Networking architecture¶

OpenStack Networking is a standalone service that often deploys several processes across a number of nodes. These processes interact with each other and other OpenStack services. The main process of the OpenStack Networking service is neutron-server, a Python daemon that exposes the OpenStack Networking API and passes tenant requests to a suite of plug-ins for additional processing.

The OpenStack Networking components are:

neutron server (neutron-server and neutron-*-plugin)

This service runs on the network node to service the Networking API and its extensions. It also enforces the network model and IP addressing of each port. The neutron-server requires indirect access to a persistent database. This is accomplished through plugins, which communicate with the database using AMQP (Advanced Message Queuing Protocol).

plugin agent (neutron-*-agent)

Runs on each compute node to manage local virtual switch (vswitch) configuration. The plug-in that you use determine which agents run. This service requires message queue access and depends on the plugin used. Some plugins like OpenDaylight(ODL) and Open Virtual Network (OVN) do not require any python agents on compute nodes.

DHCP agent (neutron-dhcp-agent)

Provides DHCP services to tenant networks. This agent is the same across all plug-ins and is responsible for maintaining DHCP configuration. The neutron-dhcp-agent requires message queue access. Optional depending on plug-in.

L3 agent (neutron-l3-agent)

Provides L3/NAT forwarding for external network access of VMs on tenant networks. Requires message queue access. Optional depending on plug-in.

network provider services (SDN server/services)

Provides additional networking services to tenant networks. These SDN services may interact with neutron-server, neutron-plugin, and plugin-agents through communication channels such as REST APIs.

The following figure shows an architectural and networking flow diagram of the OpenStack Networking components:

OpenStack Networking service placement on physical servers¶

This guide focuses on a standard architecture that includes a cloud controller host, a network host, and a set of compute hypervisors for running VMs.

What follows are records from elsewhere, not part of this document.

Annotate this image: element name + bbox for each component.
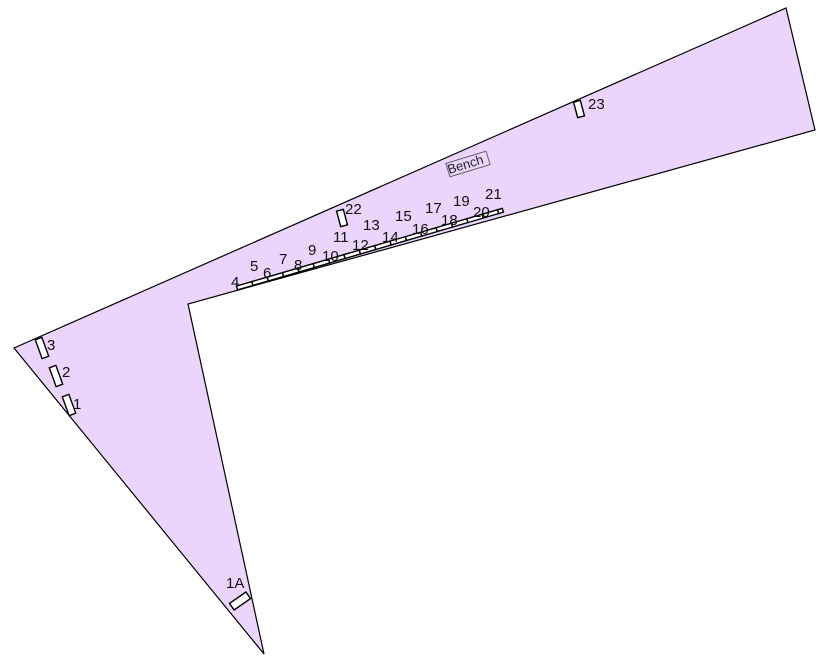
stall-23[interactable]	[572, 99, 586, 119]
lot-label-1A: 1A	[226, 575, 244, 592]
lot-label-2: 2	[62, 364, 70, 381]
lot-label-9: 9	[308, 242, 316, 259]
lot-label-6: 6	[263, 265, 271, 282]
stall-3[interactable]	[34, 336, 50, 360]
stall-22[interactable]	[335, 208, 349, 228]
lot-label-13: 13	[363, 217, 380, 234]
stall-1A[interactable]	[228, 591, 252, 611]
lot-label-22: 22	[345, 201, 362, 218]
lot-label-5: 5	[250, 258, 258, 275]
lot-label-3: 3	[47, 337, 55, 354]
lot-label-11: 11	[333, 229, 349, 246]
stall-1[interactable]	[61, 393, 77, 417]
lot-label-21: 21	[485, 186, 502, 203]
lot-label-20: 20	[473, 204, 490, 221]
lot-label-8: 8	[294, 257, 302, 274]
lot-label-14: 14	[382, 229, 399, 246]
lot-label-15: 15	[395, 208, 412, 225]
lot-label-7: 7	[279, 251, 287, 268]
site-area	[13, 7, 816, 655]
lot-label-19: 19	[453, 193, 470, 210]
lot-label-10: 10	[322, 248, 339, 265]
lot-label-12: 12	[352, 237, 369, 254]
lot-label-18: 18	[441, 212, 458, 229]
stall-row	[235, 207, 505, 291]
stall-2[interactable]	[48, 364, 64, 388]
stall-21[interactable]	[496, 207, 505, 215]
lot-label-23: 23	[588, 96, 605, 113]
lot-label-1: 1	[73, 396, 81, 413]
lot-label-4: 4	[231, 274, 239, 291]
lot-label-17: 17	[425, 200, 442, 217]
lot-label-16: 16	[412, 221, 429, 238]
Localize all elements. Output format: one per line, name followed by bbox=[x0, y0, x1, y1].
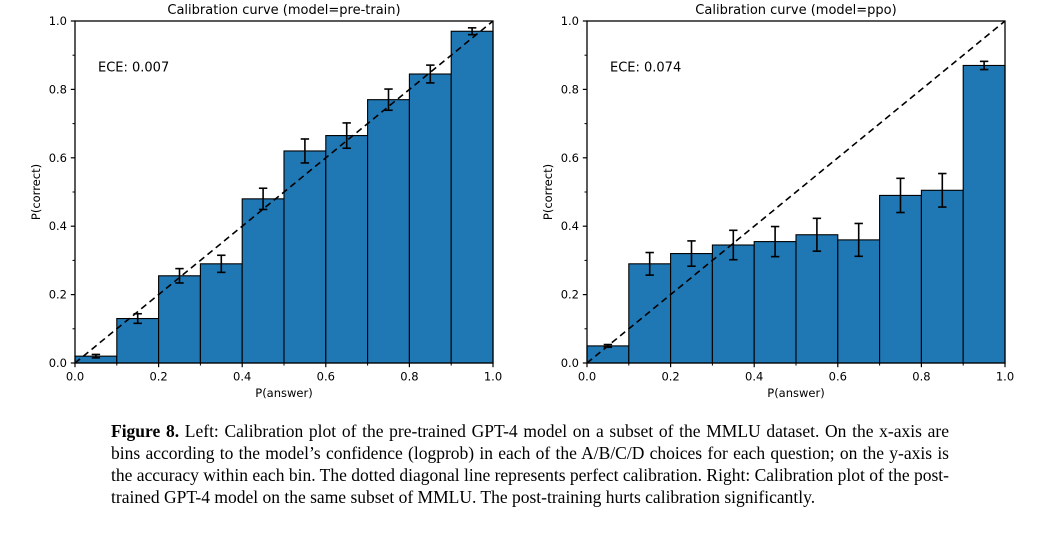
calibration-bar bbox=[586, 345, 630, 364]
x-axis-label: P(answer) bbox=[255, 386, 312, 400]
calibration-chart-ppo-plot: 0.0 0.2 0.4 0.6 0.8 1.0 0.0 0.2 0.4 0.6 0.8 1.0 Cali… bbox=[541, 3, 1014, 400]
x-axis-tick-label: 0.2 bbox=[149, 370, 167, 384]
calibration-bar bbox=[158, 275, 201, 364]
calibration-bar bbox=[670, 253, 713, 364]
calibration-bar bbox=[753, 241, 797, 364]
calibration-bar bbox=[283, 150, 327, 364]
calibration-bar bbox=[325, 135, 369, 364]
y-axis-tick-label: 0.0 bbox=[49, 356, 67, 370]
x-axis-tick-label: 1.0 bbox=[996, 370, 1014, 384]
x-axis-tick-label: 0.6 bbox=[317, 370, 335, 384]
calibration-bar bbox=[920, 189, 964, 364]
x-axis-tick-label: 0.8 bbox=[912, 370, 930, 384]
calibration-chart-pretrain: 0.0 0.2 0.4 0.6 0.8 1.0 0.0 0.2 0.4 0.6 0.8 1.0 Cali… bbox=[0, 0, 520, 405]
calibration-chart-pretrain-plot: 0.0 0.2 0.4 0.6 0.8 1.0 0.0 0.2 0.4 0.6 0.8 1.0 Cali… bbox=[29, 3, 502, 400]
y-axis-label: P(correct) bbox=[541, 164, 555, 220]
y-axis-tick-label: 1.0 bbox=[561, 14, 579, 28]
calibration-bar bbox=[450, 30, 494, 364]
calibration-bar bbox=[795, 234, 839, 364]
calibration-bar bbox=[711, 244, 755, 364]
perfect-calibration-line bbox=[74, 20, 494, 364]
y-axis-tick-label: 0.6 bbox=[561, 151, 579, 165]
calibration-bar bbox=[116, 317, 160, 364]
calibration-bar bbox=[879, 194, 922, 364]
figure-caption: Figure 8. Left: Calibration plot of the … bbox=[111, 420, 949, 508]
y-axis-tick-label: 0.8 bbox=[561, 82, 579, 96]
y-axis-label: P(correct) bbox=[29, 164, 43, 220]
calibration-bar bbox=[628, 263, 672, 364]
x-axis-tick-label: 0.0 bbox=[66, 370, 84, 384]
y-axis-tick-label: 0.4 bbox=[561, 219, 579, 233]
x-axis-tick-label: 0.4 bbox=[233, 370, 251, 384]
y-axis-tick-label: 0.8 bbox=[49, 82, 67, 96]
figure-caption-label: Figure 8. bbox=[111, 421, 180, 441]
calibration-bar bbox=[199, 263, 243, 364]
ece-annotation: ECE: 0.007 bbox=[98, 61, 169, 76]
x-axis-tick-label: 0.2 bbox=[661, 370, 679, 384]
y-axis-tick-label: 0.0 bbox=[561, 356, 579, 370]
x-axis-tick-label: 1.0 bbox=[484, 370, 502, 384]
perfect-calibration-line bbox=[586, 20, 1006, 364]
x-axis-tick-label: 0.0 bbox=[578, 370, 596, 384]
x-axis-tick-label: 0.6 bbox=[829, 370, 847, 384]
y-axis-tick-label: 0.6 bbox=[49, 151, 67, 165]
chart-title: Calibration curve (model=ppo) bbox=[695, 3, 896, 18]
y-axis-tick-label: 1.0 bbox=[49, 14, 67, 28]
x-axis-tick-label: 0.8 bbox=[400, 370, 418, 384]
calibration-bar bbox=[367, 99, 410, 364]
x-axis-label: P(answer) bbox=[767, 386, 824, 400]
y-axis-tick-label: 0.2 bbox=[49, 288, 67, 302]
calibration-chart-ppo: 0.0 0.2 0.4 0.6 0.8 1.0 0.0 0.2 0.4 0.6 0.8 1.0 Cali… bbox=[512, 0, 1032, 405]
calibration-bar bbox=[962, 64, 1006, 364]
figure-caption-text: Left: Calibration plot of the pre-traine… bbox=[111, 421, 949, 507]
chart-title: Calibration curve (model=pre-train) bbox=[167, 3, 400, 18]
calibration-bar bbox=[241, 198, 285, 364]
calibration-bar bbox=[837, 239, 881, 364]
x-axis-tick-label: 0.4 bbox=[745, 370, 763, 384]
ece-annotation: ECE: 0.074 bbox=[610, 61, 681, 76]
y-axis-tick-label: 0.4 bbox=[49, 219, 67, 233]
calibration-bar bbox=[408, 73, 452, 364]
y-axis-tick-label: 0.2 bbox=[561, 288, 579, 302]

Network connectivity of physical servers¶

A standard OpenStack Networking setup has up to four distinct physical data center networks:

Management network

Used for internal communication between OpenStack Components. The IP addresses on this network should be reachable only within the data center and is considered the Management Security Domain.

Guest network

Used for VM data communication within the cloud deployment. The IP addressing requirements of this network depend on the OpenStack Networking plug-in in use and the network configuration choices of the virtual networks made by the tenant. This network is considered the Guest Security Domain.

External network

Used to provide VMs with Internet access in some deployment scenarios. The IP addresses on this network should be reachable by anyone on the Internet. This network is considered to be in the Public Security Domain.

API network

Exposes all OpenStack APIs, including the OpenStack Networking API, to tenants. The IP addresses on this network should be reachable by anyone on the Internet. This may be the same network as the external network, as it is possible to create a subnet for the external network that uses IP allocation ranges to use only less than the full range of IP addresses in an IP block. This network is considered the Public Security Domain.

For additional information see the OpenStack Administrator Guide.